The Black Keys Blast Back with Best Album in Over a Decade on Dropout Boogie
5 out of 5 stars
Well, this is the kind of music that I have been waiting for from The Black Keys since my personal favorite album Brothers dropped about 12 years ago.
The Black Keys new effort is called Dropout Boogie, and it is absolutely stellar.
The lead song (and first single), “Wild Child” is an absolute club banger and one of the best songs by The Black Keys period. It is a certified song of the year candidate already, as it rocks with poppy hooks and bluesy rock riffs all the way through. It’s the stuff that made The Black Keys who they are today.
But here’s the thing, for all the fans who actually like the rest of the albums (not just the singles), and who know that there are some absolutely killer blues-rock songs throughout the catalog of this band, you will be happy to know that pretty much EVERY song on this album is as good as any other song on any other album.
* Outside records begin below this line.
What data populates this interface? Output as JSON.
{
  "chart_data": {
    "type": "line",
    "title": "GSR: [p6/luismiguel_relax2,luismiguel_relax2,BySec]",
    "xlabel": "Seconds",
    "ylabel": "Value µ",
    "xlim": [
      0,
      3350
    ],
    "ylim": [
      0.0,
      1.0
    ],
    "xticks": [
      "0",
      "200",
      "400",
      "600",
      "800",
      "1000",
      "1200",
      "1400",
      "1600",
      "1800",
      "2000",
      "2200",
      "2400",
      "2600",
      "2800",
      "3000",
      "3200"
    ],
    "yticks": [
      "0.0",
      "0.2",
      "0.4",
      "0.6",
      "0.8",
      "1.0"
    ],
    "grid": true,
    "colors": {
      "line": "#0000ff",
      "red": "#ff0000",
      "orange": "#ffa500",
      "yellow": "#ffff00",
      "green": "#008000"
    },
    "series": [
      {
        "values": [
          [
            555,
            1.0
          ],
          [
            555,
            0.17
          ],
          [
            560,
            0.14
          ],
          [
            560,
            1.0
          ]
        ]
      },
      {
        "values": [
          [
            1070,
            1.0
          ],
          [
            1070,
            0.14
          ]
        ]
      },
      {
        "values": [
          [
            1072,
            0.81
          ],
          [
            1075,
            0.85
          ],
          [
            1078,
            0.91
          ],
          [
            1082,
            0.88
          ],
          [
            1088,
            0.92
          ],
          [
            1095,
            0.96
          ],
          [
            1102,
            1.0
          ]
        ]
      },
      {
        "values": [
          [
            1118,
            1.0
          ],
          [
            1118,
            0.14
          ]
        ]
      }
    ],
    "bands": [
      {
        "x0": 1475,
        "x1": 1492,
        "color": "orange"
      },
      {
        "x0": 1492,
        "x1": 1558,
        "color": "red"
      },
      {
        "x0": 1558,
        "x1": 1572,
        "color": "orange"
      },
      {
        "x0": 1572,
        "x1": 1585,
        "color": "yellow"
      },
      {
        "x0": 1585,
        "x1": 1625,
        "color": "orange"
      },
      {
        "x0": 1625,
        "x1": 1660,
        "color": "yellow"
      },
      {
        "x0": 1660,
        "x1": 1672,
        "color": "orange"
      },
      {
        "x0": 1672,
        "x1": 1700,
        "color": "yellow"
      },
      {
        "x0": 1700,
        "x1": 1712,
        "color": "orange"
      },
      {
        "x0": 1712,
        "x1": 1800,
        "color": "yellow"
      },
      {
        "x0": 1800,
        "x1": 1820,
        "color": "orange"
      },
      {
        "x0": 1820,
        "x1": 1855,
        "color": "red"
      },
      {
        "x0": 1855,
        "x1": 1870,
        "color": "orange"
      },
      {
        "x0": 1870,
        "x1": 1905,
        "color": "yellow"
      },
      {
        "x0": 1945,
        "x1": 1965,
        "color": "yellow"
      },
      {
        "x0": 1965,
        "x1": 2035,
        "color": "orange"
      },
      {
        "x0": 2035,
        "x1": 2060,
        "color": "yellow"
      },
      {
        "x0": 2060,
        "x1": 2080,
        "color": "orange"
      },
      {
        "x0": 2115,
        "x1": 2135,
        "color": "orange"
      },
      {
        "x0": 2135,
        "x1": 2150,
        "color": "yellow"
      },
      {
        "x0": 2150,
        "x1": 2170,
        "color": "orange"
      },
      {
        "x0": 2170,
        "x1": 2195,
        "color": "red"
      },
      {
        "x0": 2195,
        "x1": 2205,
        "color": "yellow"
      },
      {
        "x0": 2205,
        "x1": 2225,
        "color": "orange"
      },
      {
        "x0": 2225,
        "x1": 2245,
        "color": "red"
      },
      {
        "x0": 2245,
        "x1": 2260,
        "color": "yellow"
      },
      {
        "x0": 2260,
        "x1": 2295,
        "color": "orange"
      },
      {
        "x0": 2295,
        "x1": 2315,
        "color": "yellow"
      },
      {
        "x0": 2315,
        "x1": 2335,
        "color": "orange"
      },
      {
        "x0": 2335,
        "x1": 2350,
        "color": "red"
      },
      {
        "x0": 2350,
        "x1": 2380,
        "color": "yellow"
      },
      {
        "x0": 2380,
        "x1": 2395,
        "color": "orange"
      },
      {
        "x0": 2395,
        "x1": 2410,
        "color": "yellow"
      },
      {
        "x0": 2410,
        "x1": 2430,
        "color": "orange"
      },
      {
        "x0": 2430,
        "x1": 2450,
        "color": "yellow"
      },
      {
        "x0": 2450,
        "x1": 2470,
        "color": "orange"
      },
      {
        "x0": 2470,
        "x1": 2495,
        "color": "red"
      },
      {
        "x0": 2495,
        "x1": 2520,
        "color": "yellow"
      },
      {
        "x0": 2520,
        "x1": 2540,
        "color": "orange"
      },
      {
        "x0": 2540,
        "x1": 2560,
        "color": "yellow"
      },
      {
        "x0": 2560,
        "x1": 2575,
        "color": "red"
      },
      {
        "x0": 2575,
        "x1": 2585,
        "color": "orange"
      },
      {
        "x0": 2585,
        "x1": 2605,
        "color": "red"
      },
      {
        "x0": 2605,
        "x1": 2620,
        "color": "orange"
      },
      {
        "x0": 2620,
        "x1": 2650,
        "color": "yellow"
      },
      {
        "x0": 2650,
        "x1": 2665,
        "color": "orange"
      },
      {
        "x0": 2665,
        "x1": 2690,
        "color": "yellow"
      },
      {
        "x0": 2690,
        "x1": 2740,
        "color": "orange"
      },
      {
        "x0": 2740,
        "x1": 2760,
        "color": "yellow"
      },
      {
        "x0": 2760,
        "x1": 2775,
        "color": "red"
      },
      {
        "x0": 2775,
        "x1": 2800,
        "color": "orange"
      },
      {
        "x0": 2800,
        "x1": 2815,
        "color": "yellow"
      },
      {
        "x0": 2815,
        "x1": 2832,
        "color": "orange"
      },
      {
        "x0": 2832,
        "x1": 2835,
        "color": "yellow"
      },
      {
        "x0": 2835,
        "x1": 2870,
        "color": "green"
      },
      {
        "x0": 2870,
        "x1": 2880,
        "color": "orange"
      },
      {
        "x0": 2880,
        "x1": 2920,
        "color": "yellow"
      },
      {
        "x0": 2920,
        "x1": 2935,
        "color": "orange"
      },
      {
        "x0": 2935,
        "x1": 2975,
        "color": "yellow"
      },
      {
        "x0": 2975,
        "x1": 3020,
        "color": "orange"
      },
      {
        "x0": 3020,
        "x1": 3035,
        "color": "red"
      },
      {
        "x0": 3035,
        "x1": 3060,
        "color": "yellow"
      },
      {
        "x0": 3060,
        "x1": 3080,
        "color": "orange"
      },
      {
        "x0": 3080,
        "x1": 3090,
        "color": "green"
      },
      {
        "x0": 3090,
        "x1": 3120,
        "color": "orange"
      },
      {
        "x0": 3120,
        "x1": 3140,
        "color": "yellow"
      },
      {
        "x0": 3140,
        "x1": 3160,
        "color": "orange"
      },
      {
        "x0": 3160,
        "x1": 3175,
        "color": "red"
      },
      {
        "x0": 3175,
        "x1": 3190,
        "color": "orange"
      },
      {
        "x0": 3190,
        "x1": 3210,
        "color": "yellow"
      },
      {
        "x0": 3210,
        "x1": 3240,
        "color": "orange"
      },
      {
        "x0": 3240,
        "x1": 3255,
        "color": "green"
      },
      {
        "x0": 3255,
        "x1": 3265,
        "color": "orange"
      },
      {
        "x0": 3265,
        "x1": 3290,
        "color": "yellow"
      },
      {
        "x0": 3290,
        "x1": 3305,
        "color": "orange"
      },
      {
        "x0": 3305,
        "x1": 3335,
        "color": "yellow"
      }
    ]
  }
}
“It Ain’t Over” is another cracking song that will get stuck in your head. It sort of reminds me of songs from Brothers but sped up a bit with a catchier hook. The riffs and vocal melodies definitely remind me of a few songs from their previous albums.
To me, this is a ten-song masterpiece for the band. Normally, you would get 15 or so songs in the past, but this is a pretty perfect album.
“For the Love of Money” has the slide guitar rock riffs that I only really hear from Dan Auerbach these days - reminiscent of ZZ Top and many other blues-rock legends. Man, this song is just so damn good too.
And speaking of ZZ Top, well, the song “Good Love” features the absolute legend himself, Billy Gibbons. It’s a great damn song too.
I still remember Jack White (of White Stripes fame) talking trash about The Black Keys for years, and all I think about now is how Jack White should have kept quiet, because his ego has made him one of my least favorite artists (on top of his poor music choices these days), and The Black Keys have always been one of the best bands in the world since their first album.
So, let me lay this beef to rest (for myself anyway) with a simple math formula, Jack White < The Black Keys. Always has been. Always will be.
Another great track on this album is “Burn The Damn Thing Down.” It actually reminds me of the Blues Brothers for some reason. As in to say, I could see them playing a song like this, but making it a way over the top version of it.
The line, “If we make it to your town, we're gonna burn the damn thing down,” is a pretty awesome lyric.
Okay, so I come to my ONLY critique of the album, and that is the glaring fact that the song “Baby I’m Coming Home” uses the same riff as “Midnight Rider” by The Allman Brothers Band. Is it clear as day? Yeah. Does it ruin the song? Not really. Especially if you don’t know the original song. Does it have a bit of a claim for a lawsuit? Perhaps. That is if the Allman Brothers are up for making a stink about it.
Look, the riff may be in a different key or on a different scale overall or slightly sped up, but it sounds pretty much the same to the naked ear.
Now that we got that out of the way, I think the song is still rocking as hell, because it doesn’t just rely on that one riff (but it is the backbone of the verse).
Other than that, you have yourself the second or third best album by The Black Keys, in my opinion. It’s really that good.